This question is related to Degree of sum of algebraic numbers and algebraic numbers of degree 3 and 6, whose sum has degree 12. In this last question I asked a very special case of the following problem : given two algebraic numbers $\alpha$ and $\beta$ with degrees $a$ and $b$ respectively, what can the degree of $\alpha+\beta$ be ?

I believe the answer is as follows : the degree of $\alpha+\beta$ can equal some value $d$ iff

(1) $d \leq ab$ and $a \leq db$ and $b \leq da$. (this condition is obviously necessary)

(2) $d$ divides $ab$, or $a$ divides $db$, or $b$ divides $da$.

The "if" part probably involves Galois theory as in Gerry's answer to the special case.

EDIT 07/01/2010 : As Gerry noted, the conjecture above is grossly false. Below is a "corrected version" of my conjecture.

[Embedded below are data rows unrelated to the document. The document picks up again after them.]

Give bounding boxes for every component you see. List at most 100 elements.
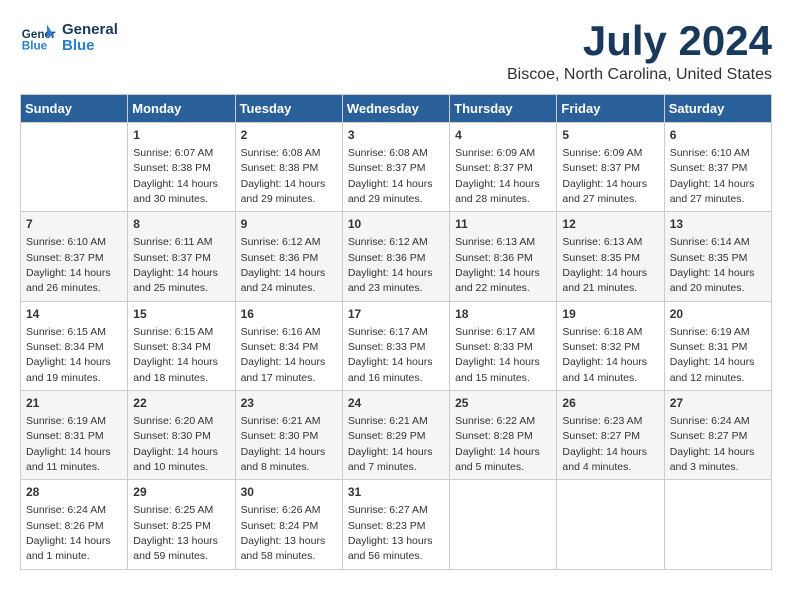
cell-info: Sunrise: 6:16 AMSunset: 8:34 PMDaylight:… bbox=[241, 326, 326, 384]
header: General Blue General Blue July 2024 Bisc… bbox=[20, 20, 772, 84]
cell-info: Sunrise: 6:13 AMSunset: 8:36 PMDaylight:… bbox=[455, 236, 540, 294]
calendar-cell: 28 Sunrise: 6:24 AMSunset: 8:26 PMDayligh… bbox=[21, 480, 128, 569]
calendar-cell: 25Sunrise: 6:22 AMSunset: 8:28 PMDayligh… bbox=[450, 391, 557, 480]
cell-info: Sunrise: 6:14 AMSunset: 8:35 PMDaylight:… bbox=[670, 236, 755, 294]
calendar-cell: 6 Sunrise: 6:10 AMSunset: 8:37 PMDaylight… bbox=[664, 123, 771, 212]
day-number: 20 bbox=[670, 306, 766, 323]
calendar-cell: 4 Sunrise: 6:09 AMSunset: 8:37 PMDaylight… bbox=[450, 123, 557, 212]
calendar-week-row: 14 Sunrise: 6:15 AMSunset: 8:34 PMDayligh… bbox=[21, 301, 772, 390]
calendar-cell bbox=[557, 480, 664, 569]
cell-info: Sunrise: 6:09 AMSunset: 8:37 PMDaylight:… bbox=[562, 147, 647, 205]
calendar-cell: 11 Sunrise: 6:13 AMSunset: 8:36 PMDayligh… bbox=[450, 212, 557, 301]
calendar-cell: 31 Sunrise: 6:27 AMSunset: 8:23 PMDayligh… bbox=[342, 480, 449, 569]
calendar-cell: 9 Sunrise: 6:12 AMSunset: 8:36 PMDaylight… bbox=[235, 212, 342, 301]
cell-info: Sunrise: 6:19 AMSunset: 8:31 PMDaylight:… bbox=[26, 415, 111, 473]
cell-info: Sunrise: 6:18 AMSunset: 8:32 PMDaylight:… bbox=[562, 326, 647, 384]
calendar-cell: 26Sunrise: 6:23 AMSunset: 8:27 PMDayligh… bbox=[557, 391, 664, 480]
calendar-header-saturday: Saturday bbox=[664, 95, 771, 123]
cell-info: Sunrise: 6:20 AMSunset: 8:30 PMDaylight:… bbox=[133, 415, 218, 473]
cell-info: Sunrise: 6:24 AMSunset: 8:27 PMDaylight:… bbox=[670, 415, 755, 473]
day-number: 16 bbox=[241, 306, 337, 323]
calendar-cell: 15 Sunrise: 6:15 AMSunset: 8:34 PMDayligh… bbox=[128, 301, 235, 390]
day-number: 31 bbox=[348, 484, 444, 501]
title-block: July 2024 Biscoe, North Carolina, United… bbox=[507, 20, 772, 84]
day-number: 24 bbox=[348, 395, 444, 412]
cell-info: Sunrise: 6:13 AMSunset: 8:35 PMDaylight:… bbox=[562, 236, 647, 294]
day-number: 8 bbox=[133, 216, 229, 233]
cell-info: Sunrise: 6:15 AMSunset: 8:34 PMDaylight:… bbox=[26, 326, 111, 384]
calendar-header-row: SundayMondayTuesdayWednesdayThursdayFrid… bbox=[21, 95, 772, 123]
svg-text:Blue: Blue bbox=[22, 40, 48, 53]
calendar-header-wednesday: Wednesday bbox=[342, 95, 449, 123]
day-number: 3 bbox=[348, 127, 444, 144]
cell-info: Sunrise: 6:09 AMSunset: 8:37 PMDaylight:… bbox=[455, 147, 540, 205]
day-number: 27 bbox=[670, 395, 766, 412]
day-number: 12 bbox=[562, 216, 658, 233]
day-number: 26 bbox=[562, 395, 658, 412]
day-number: 6 bbox=[670, 127, 766, 144]
cell-info: Sunrise: 6:15 AMSunset: 8:34 PMDaylight:… bbox=[133, 326, 218, 384]
calendar-cell: 30 Sunrise: 6:26 AMSunset: 8:24 PMDayligh… bbox=[235, 480, 342, 569]
cell-info: Sunrise: 6:10 AMSunset: 8:37 PMDaylight:… bbox=[26, 236, 111, 294]
logo: General Blue General Blue bbox=[20, 20, 118, 56]
day-number: 14 bbox=[26, 306, 122, 323]
day-number: 25 bbox=[455, 395, 551, 412]
calendar-cell: 1 Sunrise: 6:07 AMSunset: 8:38 PMDaylight… bbox=[128, 123, 235, 212]
cell-info: Sunrise: 6:08 AMSunset: 8:38 PMDaylight:… bbox=[241, 147, 326, 205]
calendar-cell: 2 Sunrise: 6:08 AMSunset: 8:38 PMDaylight… bbox=[235, 123, 342, 212]
calendar-cell: 22 Sunrise: 6:20 AMSunset: 8:30 PMDayligh… bbox=[128, 391, 235, 480]
day-number: 29 bbox=[133, 484, 229, 501]
day-number: 4 bbox=[455, 127, 551, 144]
calendar-cell: 20 Sunrise: 6:19 AMSunset: 8:31 PMDayligh… bbox=[664, 301, 771, 390]
day-number: 2 bbox=[241, 127, 337, 144]
calendar-cell: 23Sunrise: 6:21 AMSunset: 8:30 PMDayligh… bbox=[235, 391, 342, 480]
day-number: 13 bbox=[670, 216, 766, 233]
cell-info: Sunrise: 6:12 AMSunset: 8:36 PMDaylight:… bbox=[241, 236, 326, 294]
cell-info: Sunrise: 6:07 AMSunset: 8:38 PMDaylight:… bbox=[133, 147, 218, 205]
calendar-header-sunday: Sunday bbox=[21, 95, 128, 123]
calendar-cell: 24 Sunrise: 6:21 AMSunset: 8:29 PMDayligh… bbox=[342, 391, 449, 480]
cell-info: Sunrise: 6:24 AMSunset: 8:26 PMDaylight:… bbox=[26, 504, 111, 562]
day-number: 19 bbox=[562, 306, 658, 323]
calendar-cell bbox=[450, 480, 557, 569]
day-number: 5 bbox=[562, 127, 658, 144]
cell-info: Sunrise: 6:26 AMSunset: 8:24 PMDaylight:… bbox=[241, 504, 326, 562]
calendar-week-row: 1 Sunrise: 6:07 AMSunset: 8:38 PMDaylight… bbox=[21, 123, 772, 212]
calendar-cell: 14 Sunrise: 6:15 AMSunset: 8:34 PMDayligh… bbox=[21, 301, 128, 390]
calendar-header-tuesday: Tuesday bbox=[235, 95, 342, 123]
calendar-cell: 27 Sunrise: 6:24 AMSunset: 8:27 PMDayligh… bbox=[664, 391, 771, 480]
day-number: 10 bbox=[348, 216, 444, 233]
calendar-cell bbox=[21, 123, 128, 212]
cell-info: Sunrise: 6:10 AMSunset: 8:37 PMDaylight:… bbox=[670, 147, 755, 205]
calendar-cell: 3Sunrise: 6:08 AMSunset: 8:37 PMDaylight… bbox=[342, 123, 449, 212]
calendar-cell: 7Sunrise: 6:10 AMSunset: 8:37 PMDaylight… bbox=[21, 212, 128, 301]
day-number: 15 bbox=[133, 306, 229, 323]
cell-info: Sunrise: 6:17 AMSunset: 8:33 PMDaylight:… bbox=[455, 326, 540, 384]
day-number: 11 bbox=[455, 216, 551, 233]
calendar-cell: 18Sunrise: 6:17 AMSunset: 8:33 PMDayligh… bbox=[450, 301, 557, 390]
day-number: 22 bbox=[133, 395, 229, 412]
day-number: 23 bbox=[241, 395, 337, 412]
cell-info: Sunrise: 6:19 AMSunset: 8:31 PMDaylight:… bbox=[670, 326, 755, 384]
main-title: July 2024 bbox=[507, 20, 772, 62]
cell-info: Sunrise: 6:25 AMSunset: 8:25 PMDaylight:… bbox=[133, 504, 218, 562]
day-number: 30 bbox=[241, 484, 337, 501]
day-number: 28 bbox=[26, 484, 122, 501]
day-number: 1 bbox=[133, 127, 229, 144]
calendar-week-row: 21Sunrise: 6:19 AMSunset: 8:31 PMDayligh… bbox=[21, 391, 772, 480]
cell-info: Sunrise: 6:12 AMSunset: 8:36 PMDaylight:… bbox=[348, 236, 433, 294]
calendar-cell bbox=[664, 480, 771, 569]
cell-info: Sunrise: 6:11 AMSunset: 8:37 PMDaylight:… bbox=[133, 236, 218, 294]
day-number: 17 bbox=[348, 306, 444, 323]
calendar-cell: 13 Sunrise: 6:14 AMSunset: 8:35 PMDayligh… bbox=[664, 212, 771, 301]
calendar-cell: 19 Sunrise: 6:18 AMSunset: 8:32 PMDayligh… bbox=[557, 301, 664, 390]
cell-info: Sunrise: 6:27 AMSunset: 8:23 PMDaylight:… bbox=[348, 504, 433, 562]
calendar-cell: 12 Sunrise: 6:13 AMSunset: 8:35 PMDayligh… bbox=[557, 212, 664, 301]
calendar-cell: 10 Sunrise: 6:12 AMSunset: 8:36 PMDayligh… bbox=[342, 212, 449, 301]
calendar-cell: 8 Sunrise: 6:11 AMSunset: 8:37 PMDaylight… bbox=[128, 212, 235, 301]
subtitle: Biscoe, North Carolina, United States bbox=[507, 66, 772, 84]
day-number: 9 bbox=[241, 216, 337, 233]
cell-info: Sunrise: 6:21 AMSunset: 8:29 PMDaylight:… bbox=[348, 415, 433, 473]
calendar-cell: 16 Sunrise: 6:16 AMSunset: 8:34 PMDayligh… bbox=[235, 301, 342, 390]
calendar-table: SundayMondayTuesdayWednesdayThursdayFrid… bbox=[20, 94, 772, 570]
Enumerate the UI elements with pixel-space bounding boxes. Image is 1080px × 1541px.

I believe the answer is as follows : the degree of $\alpha+\beta$ can equal some value $d$ iff

(*) There is some integer $e$ divisible by all of $a,b,d$, and lower than or equal to all of $ab,ad,bd$ (this is a necessary condition, as is seen by taking $e$ to be the degree of the extension $k(\alpha,\beta)/k$, where $k$ is the base field).